В то время между нашими учителями существовал следующий способ преподавания: спросив заданный урок у некоторых из воспитанниц, учитель приступал к разъяснению следующего урока, и это разъяснение давал гораздо более подробно, чем в книге; тем, кто более и точнее усвоит и передаст эти подробности, прибавлялись баллы. Не надеясь на помощь книги, я напрягала все свое внимание на рассказ учителя и, благодаря памяти, усваивала его почти слово в слово, затем по просьбе подруг повторяла им неоднократно одно и то же, а через это твердо и неизменно заучивала все пройденное. Меня прозвали «слепой мудрец», хотя я и не была ни слепа, ни мудра, но эта кличка сопровождала меня во все время моего воспитания. Да и не одна эта, и много кличек или названий присвоилось мне, как обычно во всех казенных заведениях дают их друг другу; меня называли еще «монахиней», «игуменией», а когда кому в чем-либо не угожу, то и «святошей», но все эти наименования сводились к одной характеристике моего религиозного настроения. Это настроение было как бы прирожденным, но оно вошло в более полную силу, когда мне было 12 лет, после следующего обстоятельства.

Когда я была еще в шестом (то есть во втором от младшего) классе, у нас в институте случилась эпидемия — корь, уложившая в постели почти все младшие и часть старших классов воспитанниц. Это было весной, наступал Великий пост. Не только все огромное помещение лазарета было переполнено больными, но и более просторные дортуары были заняты ими. Между прочим, корь посетила и меня, и в такой сильной степени, что меня положили в лазарет в «трудное» отделение, где и днем не поднимались густо-зеленые шторы на окнах, где в целодневном полумраке мы лежали, действительно, полуживые от осложнившейся болезни. Наступала Страстная седмица, а за ней и св. Пасха; мы сознавали великость и торжественность дней, и это сознание увеличивало тоску. Но вот наступила и Светлая ночь на Великий Христов День, Не помню ничего особенного о том, как я с вечера заснула, только среди ночи я была разбужена слышанием какого-то шороха. Проснувшись, стала прислушиваться, — слышу шорох какой-то необычайный, как будто шелест крыльев птицы. Открываю глаза и в удивлении вижу совершенно ясно и очевидно, среди полнейшей ночной темноты, какое-то существо солнцеобразно светлое, крылатое, летающее под потолком и повторяющее человеческим голосом слова: «Христос воскресе!

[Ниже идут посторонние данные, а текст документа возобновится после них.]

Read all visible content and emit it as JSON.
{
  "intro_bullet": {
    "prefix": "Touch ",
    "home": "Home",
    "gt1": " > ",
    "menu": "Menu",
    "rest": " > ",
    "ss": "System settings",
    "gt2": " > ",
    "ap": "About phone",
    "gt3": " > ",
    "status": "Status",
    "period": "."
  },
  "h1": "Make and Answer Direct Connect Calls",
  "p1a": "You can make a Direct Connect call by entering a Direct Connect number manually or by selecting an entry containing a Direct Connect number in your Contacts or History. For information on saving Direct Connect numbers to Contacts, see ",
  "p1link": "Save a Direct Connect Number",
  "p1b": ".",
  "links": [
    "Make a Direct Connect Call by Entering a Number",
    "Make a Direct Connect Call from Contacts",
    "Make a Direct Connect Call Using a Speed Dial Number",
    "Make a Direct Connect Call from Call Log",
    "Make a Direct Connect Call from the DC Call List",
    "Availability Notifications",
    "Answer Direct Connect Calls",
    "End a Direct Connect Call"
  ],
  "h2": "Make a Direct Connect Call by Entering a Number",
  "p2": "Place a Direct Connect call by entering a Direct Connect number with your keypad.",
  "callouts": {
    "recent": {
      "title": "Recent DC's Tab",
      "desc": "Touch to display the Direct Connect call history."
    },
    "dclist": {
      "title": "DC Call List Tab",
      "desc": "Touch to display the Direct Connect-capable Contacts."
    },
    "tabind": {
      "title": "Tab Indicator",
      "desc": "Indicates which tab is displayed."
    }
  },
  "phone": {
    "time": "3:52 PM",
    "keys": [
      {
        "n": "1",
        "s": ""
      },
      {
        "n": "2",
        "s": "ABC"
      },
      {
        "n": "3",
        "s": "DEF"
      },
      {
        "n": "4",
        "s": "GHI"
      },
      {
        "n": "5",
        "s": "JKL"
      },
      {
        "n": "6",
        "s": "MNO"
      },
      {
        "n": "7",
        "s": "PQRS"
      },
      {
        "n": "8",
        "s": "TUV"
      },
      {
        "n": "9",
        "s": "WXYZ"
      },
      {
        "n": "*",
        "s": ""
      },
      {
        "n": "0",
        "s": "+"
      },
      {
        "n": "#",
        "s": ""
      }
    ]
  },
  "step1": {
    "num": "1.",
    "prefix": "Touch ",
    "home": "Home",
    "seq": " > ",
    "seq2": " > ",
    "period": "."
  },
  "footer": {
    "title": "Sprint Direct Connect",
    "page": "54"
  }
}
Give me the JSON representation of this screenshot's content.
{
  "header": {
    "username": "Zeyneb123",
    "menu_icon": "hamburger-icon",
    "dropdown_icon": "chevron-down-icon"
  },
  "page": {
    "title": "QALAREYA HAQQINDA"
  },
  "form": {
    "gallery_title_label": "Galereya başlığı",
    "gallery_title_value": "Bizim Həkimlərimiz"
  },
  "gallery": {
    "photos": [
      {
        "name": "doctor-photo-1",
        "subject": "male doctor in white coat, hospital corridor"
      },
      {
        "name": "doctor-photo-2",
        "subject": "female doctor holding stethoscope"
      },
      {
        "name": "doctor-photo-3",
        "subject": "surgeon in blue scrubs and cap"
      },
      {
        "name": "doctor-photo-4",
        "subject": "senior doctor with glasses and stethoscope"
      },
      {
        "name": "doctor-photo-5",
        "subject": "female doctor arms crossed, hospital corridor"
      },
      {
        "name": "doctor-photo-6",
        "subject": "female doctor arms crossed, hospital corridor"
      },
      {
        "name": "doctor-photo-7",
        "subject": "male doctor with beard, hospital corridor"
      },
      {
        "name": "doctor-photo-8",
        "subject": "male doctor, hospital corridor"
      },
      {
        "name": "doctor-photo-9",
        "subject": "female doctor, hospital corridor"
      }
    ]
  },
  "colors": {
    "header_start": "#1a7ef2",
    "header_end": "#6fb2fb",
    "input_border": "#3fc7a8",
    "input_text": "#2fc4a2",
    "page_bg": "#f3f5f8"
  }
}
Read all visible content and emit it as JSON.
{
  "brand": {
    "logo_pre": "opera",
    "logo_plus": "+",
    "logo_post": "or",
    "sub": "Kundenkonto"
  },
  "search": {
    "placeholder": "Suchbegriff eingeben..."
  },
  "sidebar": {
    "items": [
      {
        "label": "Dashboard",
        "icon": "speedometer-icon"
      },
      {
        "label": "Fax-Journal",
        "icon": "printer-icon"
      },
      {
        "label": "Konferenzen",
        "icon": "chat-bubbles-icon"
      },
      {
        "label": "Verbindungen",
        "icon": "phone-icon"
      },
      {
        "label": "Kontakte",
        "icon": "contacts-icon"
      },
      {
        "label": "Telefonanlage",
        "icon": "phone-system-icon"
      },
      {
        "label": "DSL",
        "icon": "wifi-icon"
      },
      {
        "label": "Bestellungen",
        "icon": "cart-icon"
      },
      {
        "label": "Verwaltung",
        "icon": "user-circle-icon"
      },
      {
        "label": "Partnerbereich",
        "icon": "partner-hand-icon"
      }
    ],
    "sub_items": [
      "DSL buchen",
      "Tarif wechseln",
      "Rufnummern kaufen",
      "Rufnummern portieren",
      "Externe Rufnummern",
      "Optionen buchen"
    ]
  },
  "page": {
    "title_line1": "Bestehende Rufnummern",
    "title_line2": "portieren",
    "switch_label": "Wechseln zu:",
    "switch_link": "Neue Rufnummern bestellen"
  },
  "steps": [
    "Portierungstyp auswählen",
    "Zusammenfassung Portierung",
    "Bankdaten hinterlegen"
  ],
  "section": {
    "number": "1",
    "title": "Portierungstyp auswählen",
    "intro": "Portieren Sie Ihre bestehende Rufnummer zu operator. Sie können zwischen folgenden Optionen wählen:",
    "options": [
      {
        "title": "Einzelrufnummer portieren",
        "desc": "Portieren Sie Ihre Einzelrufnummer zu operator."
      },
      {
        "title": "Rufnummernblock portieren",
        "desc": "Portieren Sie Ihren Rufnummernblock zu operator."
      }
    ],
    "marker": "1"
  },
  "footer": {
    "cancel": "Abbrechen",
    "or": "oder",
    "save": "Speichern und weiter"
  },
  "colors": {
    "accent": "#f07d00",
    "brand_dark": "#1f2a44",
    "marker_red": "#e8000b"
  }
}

Христос воскресе!» Какого вида было это существо, я не могу сказать ничего, кроме виденной как бы детской головки между двумя крылышками. О, какую неземную радость почувствовала и моя детская душа! Точно влилось в нее что-то дотоле ей неведомое, сладкое, овладевшее ею всецело. Я села на своей постельке и так внимала летающему, точно бы он именно ко мне прилетел, меня и приветствовал. Долго ли продолжалось это мое наслаждение, я не могу сказать, но оно было прервано подошедшей ко мне дежурной горничной, которая, заметив, что я сижу, поспешила уложить меня. Я снова уснула под впечатлением сладкого чувства, но с ним же опять и пробудилась наутро, причем мне вспомнилось все виденное и слышанное, а чувство, поселившееся при этом в душу, уже никогда не оставляло ее и словно положило в ней начало чему-то новому и таинственному, что и для меня самой до времени не было ясно.

Затем я выздоровела, вышла из лазарета в классы, по-прежнему начала заниматься, и жизнь среди сверстниц пошла своим обычным порядком, но в глубине моего сердца словно таилась какая-то затепливавшаяся искорка, как бы выжидая лишь случая разгореться ярче и свободнее. Если признать это дело Божиим, то можно сказать, что Господь и не замедлил разжечь эту искру в более сильный огонь Его Божественной любви.